Is there a way to duplicate the following git command with LibGit2Sharp?
git --no-pager log --stat=999999 -l 7630 --first-parent "--pretty=commit %H%nDate: %ad" --date=local --since-as-filter=61.months.ago
I see the git log examples in the wiki and the tests, but I have not found a way to get the file stats.
I'm using the output from this to 1) find the last time each file was touched and 2) git the number of lines added and deleted in the last 30 days. I've got code that parses output from the above command, but I can adjust that as long as I have a way retrieve all the commits from the last 5 years on the current branch along with the full hash, author date, and number of adds and deletes for each file in the commit including path changes and file renames. To save processing time, I'd rather not get all the commit messages.
My ultimate goal is to run this process on a serverless host where it would be difficult to install and run git from the command line.
After digging deeper into the tests, I've figured this out:
var commits = repo.Commits.QueryBy(new CommitFilter
{
FirstParentOnly = true,
SortBy = CommitSortStrategies.Time
}).Where(c => c.Author.When > DateTimeOffset.Now.AddMonths(-61));
foreach (var commit in commits)
{
Console.WriteLine($"{commit.Author.When}\t{commit.Sha}");
using var patch = repo.Diff.Compare<Patch>(commit.Parents.FirstOrDefault().Tree, commit.Tree,
compareOptions: new CompareOptions
{
Similarity = SimilarityOptions.Copies
, IncludeUnmodified = false
});
Console.WriteLine($"\tAdded: {patch.LinesAdded}\tDeleted: {patch.LinesDeleted}\tFiles:");
foreach (var patchEntryChanges in patch)
{ Console.WriteLine($"\t\t{patchEntryChanges.Path}\tAdded: {patchEntryChanges.LinesAdded}\tDeleted: {patchEntryChanges.LinesDeleted}"); }
}
This is working, but it's a bit slow and a memory hog so any additional insights appreciated.
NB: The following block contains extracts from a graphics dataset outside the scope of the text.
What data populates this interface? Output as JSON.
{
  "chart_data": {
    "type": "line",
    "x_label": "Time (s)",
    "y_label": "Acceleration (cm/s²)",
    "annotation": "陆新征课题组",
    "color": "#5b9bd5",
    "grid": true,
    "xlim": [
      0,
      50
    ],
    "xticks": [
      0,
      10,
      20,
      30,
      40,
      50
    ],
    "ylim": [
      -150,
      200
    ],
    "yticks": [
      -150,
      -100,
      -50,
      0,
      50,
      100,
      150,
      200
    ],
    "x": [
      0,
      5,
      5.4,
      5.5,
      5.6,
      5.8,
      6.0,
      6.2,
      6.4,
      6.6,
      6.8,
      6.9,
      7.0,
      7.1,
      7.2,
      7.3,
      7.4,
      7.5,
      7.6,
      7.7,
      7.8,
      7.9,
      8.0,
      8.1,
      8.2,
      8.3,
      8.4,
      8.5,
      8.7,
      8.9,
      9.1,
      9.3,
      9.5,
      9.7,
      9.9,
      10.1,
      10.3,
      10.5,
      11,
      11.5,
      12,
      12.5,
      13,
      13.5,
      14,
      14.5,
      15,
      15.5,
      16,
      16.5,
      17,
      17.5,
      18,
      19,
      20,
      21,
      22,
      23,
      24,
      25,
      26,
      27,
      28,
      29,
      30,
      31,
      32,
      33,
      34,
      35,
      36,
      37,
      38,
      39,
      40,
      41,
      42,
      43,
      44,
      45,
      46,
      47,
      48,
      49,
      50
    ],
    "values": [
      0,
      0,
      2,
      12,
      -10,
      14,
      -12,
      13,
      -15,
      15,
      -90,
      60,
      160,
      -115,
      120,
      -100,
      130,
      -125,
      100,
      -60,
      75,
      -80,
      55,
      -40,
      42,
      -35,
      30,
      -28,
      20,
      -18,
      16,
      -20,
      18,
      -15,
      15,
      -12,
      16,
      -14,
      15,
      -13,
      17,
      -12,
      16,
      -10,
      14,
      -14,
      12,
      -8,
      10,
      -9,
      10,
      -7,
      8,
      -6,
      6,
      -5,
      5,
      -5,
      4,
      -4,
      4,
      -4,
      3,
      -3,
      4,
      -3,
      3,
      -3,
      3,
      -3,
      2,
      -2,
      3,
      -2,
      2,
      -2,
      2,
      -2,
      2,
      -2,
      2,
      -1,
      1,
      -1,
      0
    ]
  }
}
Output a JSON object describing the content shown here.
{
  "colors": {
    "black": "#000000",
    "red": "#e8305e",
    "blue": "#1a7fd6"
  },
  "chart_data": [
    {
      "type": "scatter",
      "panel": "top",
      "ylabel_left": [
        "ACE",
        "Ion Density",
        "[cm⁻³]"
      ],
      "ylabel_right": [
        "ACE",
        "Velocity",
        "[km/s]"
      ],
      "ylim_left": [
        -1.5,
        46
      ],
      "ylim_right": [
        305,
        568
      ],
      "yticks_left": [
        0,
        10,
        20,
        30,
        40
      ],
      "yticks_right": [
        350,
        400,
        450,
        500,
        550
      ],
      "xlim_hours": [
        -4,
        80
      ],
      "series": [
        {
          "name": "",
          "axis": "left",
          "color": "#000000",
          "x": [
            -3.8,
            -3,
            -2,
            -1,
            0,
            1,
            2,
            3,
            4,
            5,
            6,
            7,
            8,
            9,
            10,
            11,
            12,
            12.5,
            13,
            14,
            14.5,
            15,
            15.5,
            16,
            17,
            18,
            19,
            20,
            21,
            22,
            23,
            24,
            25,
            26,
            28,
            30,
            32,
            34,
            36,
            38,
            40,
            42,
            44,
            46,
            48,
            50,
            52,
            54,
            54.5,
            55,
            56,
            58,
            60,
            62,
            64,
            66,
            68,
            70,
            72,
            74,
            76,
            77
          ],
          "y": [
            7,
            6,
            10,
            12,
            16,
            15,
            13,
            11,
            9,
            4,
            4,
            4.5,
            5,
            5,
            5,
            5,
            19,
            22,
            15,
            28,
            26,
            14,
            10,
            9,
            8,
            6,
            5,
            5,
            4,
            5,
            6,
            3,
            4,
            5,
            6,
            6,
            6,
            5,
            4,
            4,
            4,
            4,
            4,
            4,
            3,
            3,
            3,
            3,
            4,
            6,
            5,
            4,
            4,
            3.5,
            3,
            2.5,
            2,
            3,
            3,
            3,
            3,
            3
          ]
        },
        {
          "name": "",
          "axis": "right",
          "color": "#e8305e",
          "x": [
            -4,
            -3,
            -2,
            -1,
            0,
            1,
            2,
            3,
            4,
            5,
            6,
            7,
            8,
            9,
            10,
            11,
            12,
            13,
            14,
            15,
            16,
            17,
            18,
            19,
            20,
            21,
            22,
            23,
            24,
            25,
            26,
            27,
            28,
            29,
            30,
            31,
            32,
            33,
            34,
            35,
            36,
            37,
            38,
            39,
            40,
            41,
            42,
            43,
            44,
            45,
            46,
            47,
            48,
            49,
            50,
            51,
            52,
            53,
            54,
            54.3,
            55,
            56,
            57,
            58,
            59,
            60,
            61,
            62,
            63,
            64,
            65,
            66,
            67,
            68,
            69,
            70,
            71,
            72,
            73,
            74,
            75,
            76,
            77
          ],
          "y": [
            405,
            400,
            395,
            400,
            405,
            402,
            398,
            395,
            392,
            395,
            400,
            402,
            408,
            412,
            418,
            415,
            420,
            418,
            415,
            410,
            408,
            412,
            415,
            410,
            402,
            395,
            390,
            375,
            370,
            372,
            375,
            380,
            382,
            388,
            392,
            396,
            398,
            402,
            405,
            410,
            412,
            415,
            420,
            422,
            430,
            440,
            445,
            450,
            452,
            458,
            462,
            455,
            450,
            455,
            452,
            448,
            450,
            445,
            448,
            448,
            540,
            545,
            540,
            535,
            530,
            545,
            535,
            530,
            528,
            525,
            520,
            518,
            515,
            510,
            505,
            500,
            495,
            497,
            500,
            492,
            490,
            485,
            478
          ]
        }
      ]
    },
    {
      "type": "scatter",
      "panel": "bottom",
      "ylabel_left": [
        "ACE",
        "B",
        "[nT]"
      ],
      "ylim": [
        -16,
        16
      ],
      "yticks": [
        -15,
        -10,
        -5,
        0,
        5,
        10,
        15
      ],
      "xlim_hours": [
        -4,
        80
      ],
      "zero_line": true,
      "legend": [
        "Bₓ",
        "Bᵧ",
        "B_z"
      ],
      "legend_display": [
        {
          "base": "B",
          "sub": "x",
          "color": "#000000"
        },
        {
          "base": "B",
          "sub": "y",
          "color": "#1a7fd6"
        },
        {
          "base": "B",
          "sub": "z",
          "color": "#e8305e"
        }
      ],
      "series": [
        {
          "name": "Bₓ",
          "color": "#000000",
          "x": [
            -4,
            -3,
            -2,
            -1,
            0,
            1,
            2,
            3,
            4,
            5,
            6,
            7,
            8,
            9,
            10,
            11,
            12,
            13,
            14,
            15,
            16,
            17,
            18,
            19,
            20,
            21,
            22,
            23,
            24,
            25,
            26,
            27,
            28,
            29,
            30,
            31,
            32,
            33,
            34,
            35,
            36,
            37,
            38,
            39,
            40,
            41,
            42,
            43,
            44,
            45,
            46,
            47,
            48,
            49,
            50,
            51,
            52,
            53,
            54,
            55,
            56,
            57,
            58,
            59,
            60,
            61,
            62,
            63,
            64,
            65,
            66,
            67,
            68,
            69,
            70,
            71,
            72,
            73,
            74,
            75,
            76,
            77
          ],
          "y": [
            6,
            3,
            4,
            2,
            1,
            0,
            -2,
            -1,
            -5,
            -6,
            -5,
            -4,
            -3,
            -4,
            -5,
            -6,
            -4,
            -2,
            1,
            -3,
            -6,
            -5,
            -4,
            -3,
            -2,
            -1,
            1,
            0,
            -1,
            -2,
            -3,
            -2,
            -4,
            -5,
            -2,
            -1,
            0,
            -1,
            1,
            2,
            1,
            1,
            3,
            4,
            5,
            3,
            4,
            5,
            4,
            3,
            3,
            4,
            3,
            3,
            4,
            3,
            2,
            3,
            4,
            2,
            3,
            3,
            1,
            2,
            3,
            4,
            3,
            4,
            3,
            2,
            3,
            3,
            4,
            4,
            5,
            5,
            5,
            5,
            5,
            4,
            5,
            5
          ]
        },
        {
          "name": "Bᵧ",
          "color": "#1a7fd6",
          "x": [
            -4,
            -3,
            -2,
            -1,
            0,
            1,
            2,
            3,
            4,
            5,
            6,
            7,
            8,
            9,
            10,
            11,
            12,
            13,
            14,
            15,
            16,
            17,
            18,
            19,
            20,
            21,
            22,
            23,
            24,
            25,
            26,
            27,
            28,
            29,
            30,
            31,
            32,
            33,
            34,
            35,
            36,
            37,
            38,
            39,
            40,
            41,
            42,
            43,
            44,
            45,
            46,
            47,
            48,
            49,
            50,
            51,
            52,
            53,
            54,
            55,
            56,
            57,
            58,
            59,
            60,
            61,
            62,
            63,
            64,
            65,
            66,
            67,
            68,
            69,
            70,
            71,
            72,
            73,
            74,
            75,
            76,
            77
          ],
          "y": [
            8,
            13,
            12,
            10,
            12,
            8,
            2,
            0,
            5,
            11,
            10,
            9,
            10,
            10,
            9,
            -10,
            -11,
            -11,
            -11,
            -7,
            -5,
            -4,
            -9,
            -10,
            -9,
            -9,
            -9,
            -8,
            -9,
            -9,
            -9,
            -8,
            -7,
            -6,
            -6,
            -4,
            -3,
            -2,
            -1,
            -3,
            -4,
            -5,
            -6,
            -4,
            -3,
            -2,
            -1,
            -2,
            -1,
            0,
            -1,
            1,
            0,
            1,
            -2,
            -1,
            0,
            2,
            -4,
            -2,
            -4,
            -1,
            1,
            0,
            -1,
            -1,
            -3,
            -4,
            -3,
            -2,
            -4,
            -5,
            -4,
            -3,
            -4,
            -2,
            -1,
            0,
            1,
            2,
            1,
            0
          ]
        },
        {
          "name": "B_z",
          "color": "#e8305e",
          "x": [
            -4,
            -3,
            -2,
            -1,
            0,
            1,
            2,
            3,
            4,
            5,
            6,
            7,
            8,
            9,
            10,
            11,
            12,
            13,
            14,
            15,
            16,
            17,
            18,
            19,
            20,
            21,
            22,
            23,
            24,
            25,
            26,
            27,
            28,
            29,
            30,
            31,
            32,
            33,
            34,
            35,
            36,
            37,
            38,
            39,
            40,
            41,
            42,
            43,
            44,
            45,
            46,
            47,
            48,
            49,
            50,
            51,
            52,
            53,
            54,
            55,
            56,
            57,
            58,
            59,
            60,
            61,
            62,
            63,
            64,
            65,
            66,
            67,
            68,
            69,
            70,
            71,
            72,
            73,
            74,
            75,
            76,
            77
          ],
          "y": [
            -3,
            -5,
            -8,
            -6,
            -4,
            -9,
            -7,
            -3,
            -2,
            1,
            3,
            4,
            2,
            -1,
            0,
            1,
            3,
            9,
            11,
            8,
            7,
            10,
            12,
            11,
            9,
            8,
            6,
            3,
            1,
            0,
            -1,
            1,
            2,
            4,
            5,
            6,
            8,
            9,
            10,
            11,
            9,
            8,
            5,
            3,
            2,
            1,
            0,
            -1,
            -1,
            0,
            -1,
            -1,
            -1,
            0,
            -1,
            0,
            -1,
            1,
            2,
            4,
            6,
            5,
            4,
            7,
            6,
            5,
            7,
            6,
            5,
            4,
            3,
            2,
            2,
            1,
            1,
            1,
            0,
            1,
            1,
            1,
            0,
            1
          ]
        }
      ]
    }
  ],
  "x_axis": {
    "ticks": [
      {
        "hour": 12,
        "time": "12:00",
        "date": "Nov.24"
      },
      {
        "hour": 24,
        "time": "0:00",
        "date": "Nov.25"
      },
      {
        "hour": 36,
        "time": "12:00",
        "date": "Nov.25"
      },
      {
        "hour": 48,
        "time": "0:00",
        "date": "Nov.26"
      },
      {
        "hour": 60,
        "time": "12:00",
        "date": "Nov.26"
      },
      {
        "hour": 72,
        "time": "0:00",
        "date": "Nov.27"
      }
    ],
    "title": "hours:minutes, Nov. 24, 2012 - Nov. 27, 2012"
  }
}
UPDATE Turns out we have some very large commits so the code above is unusable because of the content in the patches. Memory grows to about 16GB and runs out. I did try to change my code so I could dispose of the patches as soon as possible and even added a GC.Collect, but still uses too much memory.
foreach (var commit in commits)
{
IEnumerable<PreFileStats> preFileStats;
using (var patch = repo.Diff.Compare<Patch>(commit.Parents.First().Tree
, commit.Tree
, CompareOptions))
{
preFileStats = patch
.Where(c => !c.IsBinaryComparison)
.Select(p => new PreFileStats
{
LastCommit = commit.Sha,
LastAuthorDate = commit.Author.When,
FullPath = p.Path,
Added = p.LinesAdded,
Deleted = p.LinesDeleted
});
}
GC.Collect();
...more processing...
}
I'm trying to come up with a way to incrementally process the patches now.